Tiene miedo de morir en una explosión, de caer en una emboscada, de acabar prisionero, de ser torturado. Pero sobre todo le aterroriza no poder regresar, no volver a ver los ojos verdes de Ana, de abrazarla y dejar que ella le cure esas heridas que no se ven, porque no sangran, pero que dejan el alma fría y vacía, tal vez para siempre.

Necesita regresar a casa, a los brazos de Ana.

Desde que ha sido testigo de lo que los hombres se hacen unos a otros, le avergüenza sentirse uno de ellos.
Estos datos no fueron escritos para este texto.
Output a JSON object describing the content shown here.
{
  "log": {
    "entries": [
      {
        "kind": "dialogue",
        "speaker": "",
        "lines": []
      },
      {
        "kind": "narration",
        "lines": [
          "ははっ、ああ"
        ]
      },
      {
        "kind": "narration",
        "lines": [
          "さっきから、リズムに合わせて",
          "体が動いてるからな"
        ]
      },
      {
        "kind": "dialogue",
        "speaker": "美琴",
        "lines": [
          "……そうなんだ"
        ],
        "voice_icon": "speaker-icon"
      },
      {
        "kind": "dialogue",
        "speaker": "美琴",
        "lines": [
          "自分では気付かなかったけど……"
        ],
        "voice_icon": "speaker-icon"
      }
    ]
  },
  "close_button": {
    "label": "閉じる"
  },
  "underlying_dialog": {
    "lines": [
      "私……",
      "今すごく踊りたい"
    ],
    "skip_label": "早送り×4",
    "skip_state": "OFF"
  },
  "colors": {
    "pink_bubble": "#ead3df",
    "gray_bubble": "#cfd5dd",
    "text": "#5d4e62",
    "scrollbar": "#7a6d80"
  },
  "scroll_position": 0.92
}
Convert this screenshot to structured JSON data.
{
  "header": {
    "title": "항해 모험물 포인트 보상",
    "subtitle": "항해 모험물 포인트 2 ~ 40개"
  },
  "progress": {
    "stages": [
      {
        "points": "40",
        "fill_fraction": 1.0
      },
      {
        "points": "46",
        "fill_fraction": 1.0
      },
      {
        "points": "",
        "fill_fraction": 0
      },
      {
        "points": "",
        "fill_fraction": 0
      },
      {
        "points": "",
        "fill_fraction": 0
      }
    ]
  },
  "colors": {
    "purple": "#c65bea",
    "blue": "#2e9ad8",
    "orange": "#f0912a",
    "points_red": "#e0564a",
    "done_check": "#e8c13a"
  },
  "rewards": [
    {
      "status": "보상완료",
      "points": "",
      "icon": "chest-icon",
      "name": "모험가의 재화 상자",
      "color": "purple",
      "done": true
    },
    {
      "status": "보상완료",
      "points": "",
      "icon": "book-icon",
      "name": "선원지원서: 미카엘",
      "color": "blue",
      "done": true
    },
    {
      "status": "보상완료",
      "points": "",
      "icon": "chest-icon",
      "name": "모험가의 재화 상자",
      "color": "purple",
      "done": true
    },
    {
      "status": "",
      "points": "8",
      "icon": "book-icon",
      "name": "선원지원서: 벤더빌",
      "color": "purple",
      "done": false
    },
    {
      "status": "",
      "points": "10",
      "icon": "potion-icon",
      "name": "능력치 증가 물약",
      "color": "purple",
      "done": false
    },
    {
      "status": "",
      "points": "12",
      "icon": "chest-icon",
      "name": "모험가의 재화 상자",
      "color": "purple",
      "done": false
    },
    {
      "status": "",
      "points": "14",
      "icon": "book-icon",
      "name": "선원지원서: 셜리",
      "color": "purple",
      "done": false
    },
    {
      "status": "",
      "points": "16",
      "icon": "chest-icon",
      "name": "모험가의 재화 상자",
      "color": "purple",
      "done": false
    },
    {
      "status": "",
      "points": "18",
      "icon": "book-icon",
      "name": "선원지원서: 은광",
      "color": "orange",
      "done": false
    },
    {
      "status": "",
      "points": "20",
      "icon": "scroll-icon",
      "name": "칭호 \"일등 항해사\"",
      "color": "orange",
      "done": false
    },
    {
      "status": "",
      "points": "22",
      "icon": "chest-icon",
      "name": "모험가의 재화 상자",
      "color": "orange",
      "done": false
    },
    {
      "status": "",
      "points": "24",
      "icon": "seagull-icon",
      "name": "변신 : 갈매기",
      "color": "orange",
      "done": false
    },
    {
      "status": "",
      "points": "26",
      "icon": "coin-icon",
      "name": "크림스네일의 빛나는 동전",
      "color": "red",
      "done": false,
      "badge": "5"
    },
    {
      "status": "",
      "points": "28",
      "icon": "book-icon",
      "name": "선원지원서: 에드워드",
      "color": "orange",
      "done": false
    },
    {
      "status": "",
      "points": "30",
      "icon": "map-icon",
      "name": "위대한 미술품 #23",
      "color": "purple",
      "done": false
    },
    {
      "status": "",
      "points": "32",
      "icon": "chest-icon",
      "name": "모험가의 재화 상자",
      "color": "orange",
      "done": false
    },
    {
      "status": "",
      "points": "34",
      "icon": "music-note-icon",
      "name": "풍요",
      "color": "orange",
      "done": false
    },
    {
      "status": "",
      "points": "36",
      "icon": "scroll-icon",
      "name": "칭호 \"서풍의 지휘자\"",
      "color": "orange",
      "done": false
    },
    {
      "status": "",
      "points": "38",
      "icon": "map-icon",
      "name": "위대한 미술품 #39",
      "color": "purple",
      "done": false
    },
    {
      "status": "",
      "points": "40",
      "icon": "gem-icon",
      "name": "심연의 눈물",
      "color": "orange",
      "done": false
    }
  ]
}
Le gustaba el hombre que era cuanto estaba junto a ella, cuando aún no conocía los horrores de la guerra, cuando creía que el amor estaba en cada rincón, en cada cosa que veía; también en las formas caprichosas de las nubes. Ahora ya no está seguro de que quede amor en algún lugar del mundo.

Por eso necesita regresar.

Para mirarse en los amados ojos verdes, para escuchar su voz, para embriagarse con su risa, para sentir sus delicados dedos acariciándole el torso desnudo, para volver a sentir amor, y deseo, y ganas de vivir.

Porque no termina de entender, cómo, a pesar de que le separan más de cuatro mil kilómetros de su vida, su corazón puede seguir latiendo con tanta fuerza.